Subjacente a isso, desenha-se o problema da mimese, que se arrasta desde a Antigüidade, sem ter uma solução definitiva. Como representar aquilo que se vê? Estariam os contemporâneos, tal como os prisioneiros da caverna, confundindo as sombras com o ente? Como escapar da presdigitação e do ilusionismo das modernas tecnologias? É preciso compreender que o técnico, hoje, é um mimetizador, cuja potência está em reduzir suas informações ao desejável para apenas uma parte dos membros de uma comunidade, revelando simplesmente o que ele coloca diante do espelho, realizando um truque que consiste em fingir fazer aparecer o real, quando se contenta em imitá-lo e multiplicá-lo em imagens infinitas. Interessante notar que, na República, Platão coloca em Sócrates as seguintes palavras iniciais do Livro X:

- Si he de ser claro ante vosotros-pues no creo que vayáis a denunciarme a los poetas trágicos y a todos los demás que se dedican a la imitación-, esas obras parecen constituir un insulto a la sensatez de los que las oyen, cuando estos no poseen el antídoto conveniente para ellas; esto es, el conocimiento de lo que en realidad son. (Platão, 1988: 827).

É justificado o afastamento dos poetas, que deveriam deixar a pólis, em virtude do perigo da contaminação da inteligência pelo enganoso, por aquilo que oculta a verdade; contaminar para os gregos era a vergonha e também a violência, a mutilação. Esse é um fato que exige a reflexão para corrigir a desrazão por meio do raciocínio, remédio (pharmakon) que desconstrói os enganos e permite chegar ao conhecimento autêntico.

Atualmente as imagens difundidas pala mídia causam o mesmo receio que as imagens da poesia grega, em especial as da poesia trágica; elas contaminam o grande público, pelo fato de irem ao encontro de seus desejos, desviando a agressividade e a inveja, por exemplo, para um mundo de fantasia, libertando o mundo verdadeiro da violência, mas, paradoxalmente, cometendo a violência do controle e estimulando a imitação (ou seja, a mimese).O procedimento básico para converter o que acontece além da possibilidade de verificação concreta é transformar as personagens dete mundo criado artificialmente em refletores de eventos cotidianos.Transmite-se uma experiência imediatamente vivida pala maioria das pessoas. Neste sentido, veja-se o que escreve Lacoue-Labarthe:

A lei do desejo (a Lei?) é a lei da reapropriação, da retomada da alienação primitiva que a comanda.

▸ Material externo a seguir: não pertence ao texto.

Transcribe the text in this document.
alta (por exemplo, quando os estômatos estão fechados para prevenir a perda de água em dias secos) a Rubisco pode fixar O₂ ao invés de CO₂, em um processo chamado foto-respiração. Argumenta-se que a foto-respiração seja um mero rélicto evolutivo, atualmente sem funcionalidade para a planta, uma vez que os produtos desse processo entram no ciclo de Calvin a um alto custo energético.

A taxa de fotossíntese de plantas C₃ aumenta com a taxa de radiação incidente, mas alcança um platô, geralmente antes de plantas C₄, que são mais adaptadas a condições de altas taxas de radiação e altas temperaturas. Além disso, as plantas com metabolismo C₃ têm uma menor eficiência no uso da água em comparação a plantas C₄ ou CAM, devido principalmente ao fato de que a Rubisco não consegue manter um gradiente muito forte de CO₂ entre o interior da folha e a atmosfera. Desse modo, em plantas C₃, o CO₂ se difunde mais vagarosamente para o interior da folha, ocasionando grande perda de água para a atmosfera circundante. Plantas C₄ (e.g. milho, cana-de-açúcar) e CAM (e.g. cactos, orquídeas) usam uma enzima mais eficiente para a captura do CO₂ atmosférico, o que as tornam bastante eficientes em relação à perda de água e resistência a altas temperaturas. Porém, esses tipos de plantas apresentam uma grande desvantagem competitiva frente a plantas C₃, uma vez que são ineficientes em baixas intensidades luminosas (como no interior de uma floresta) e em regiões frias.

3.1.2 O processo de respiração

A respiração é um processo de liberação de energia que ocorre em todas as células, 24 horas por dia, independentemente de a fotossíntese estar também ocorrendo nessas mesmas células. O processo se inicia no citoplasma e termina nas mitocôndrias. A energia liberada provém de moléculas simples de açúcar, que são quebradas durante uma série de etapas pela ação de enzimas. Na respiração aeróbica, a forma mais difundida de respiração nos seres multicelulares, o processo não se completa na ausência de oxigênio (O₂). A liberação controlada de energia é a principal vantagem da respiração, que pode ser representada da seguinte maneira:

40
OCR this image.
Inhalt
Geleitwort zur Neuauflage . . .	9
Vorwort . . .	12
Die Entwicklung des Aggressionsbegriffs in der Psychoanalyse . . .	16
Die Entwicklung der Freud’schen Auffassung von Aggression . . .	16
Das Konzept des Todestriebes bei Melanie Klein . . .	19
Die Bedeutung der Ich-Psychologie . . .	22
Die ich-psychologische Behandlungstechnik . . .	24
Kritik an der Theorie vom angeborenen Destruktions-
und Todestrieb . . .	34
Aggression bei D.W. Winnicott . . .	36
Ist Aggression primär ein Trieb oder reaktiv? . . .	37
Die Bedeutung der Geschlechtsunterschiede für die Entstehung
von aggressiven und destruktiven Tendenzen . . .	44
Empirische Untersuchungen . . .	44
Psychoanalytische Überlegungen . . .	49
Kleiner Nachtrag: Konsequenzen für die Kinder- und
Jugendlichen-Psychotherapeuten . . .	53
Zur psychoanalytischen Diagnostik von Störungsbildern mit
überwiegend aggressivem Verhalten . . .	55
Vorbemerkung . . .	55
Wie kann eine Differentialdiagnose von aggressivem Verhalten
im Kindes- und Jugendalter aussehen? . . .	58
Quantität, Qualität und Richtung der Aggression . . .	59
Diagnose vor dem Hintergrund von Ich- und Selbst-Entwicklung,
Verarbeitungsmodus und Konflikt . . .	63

O desejo quer a diferença e a autonomia, o próprio e a propriedade, ele é a vontade mesma da decisão; - o Mesmo (a identidade, a identificação, a indiferenciação) é o seu terror e o mal que o corrói. Porque a obsessão do desejo é a originalidade, o desejo quer a negação de sua origem e o esquematismo de sua essência. (Lacoue-Labarthe, 2000: 101).

Representam-se as emoções desencadeadas pelos eventos e não as ações que compõem os acontecimentos. Essas imagens encenam uma narrativa que, ao invés de uma trama de fatos, fazem a representação de paixões., sem obedecer a uma concatenação lógica; a grande preocupação é com os efeitos emocionais suscitados pelos fatos.

Neste contexto histórico, José Saramago escreve o romance Ensaio sobre a cegueira; nele, as personagens adquirem uma doença misteriosa que as deixa cegas, não pela falta, mas pelo excesso de luz (cegueira branca). Este trabalho pretende analisar como a ausência de cor, exemplificada pela cegueira, não é apenas uma questão estética e, sim, ética e política. No terreno do dizer e do figurar, Saramago inscreve os múltiplos papéis que a percepção visual desempenha, na trama de agenciamentos que articulam transformações nas relações sociais. Veja-se o seguinte trecho:

Ao ladrão do automóvel levou-o um polícia a casa. Não podia o circunspecto e compadecido agente de autoridade imaginar que conduzia um empedernida delinqüente pelo braço, não para o impedir de escapar-se, como em outra ocasião teria sido, mas simplesmente para que o pobre homem não tropeçasse e caísse. (Saramago, 1995: 35).

Tudo se passa como, a partir da ausência de cores (e, portanto, da percepção diferenciada dos objetos), cria-se uma outra espacialidade, com zonas mais ou menos densas, que obrigam a uma cartografia diferente para tornar possível a compreensão das formas. A representação do real torna- se vazia e força a atribuição de sentidos, formados por toda uma gama de aproximações que repousam numa espécie de memória ótica, como possibilidade de manipular um espaço onde não há unificação do centro perceptivo. Ora esse problema é também discutido por físicos e pintores.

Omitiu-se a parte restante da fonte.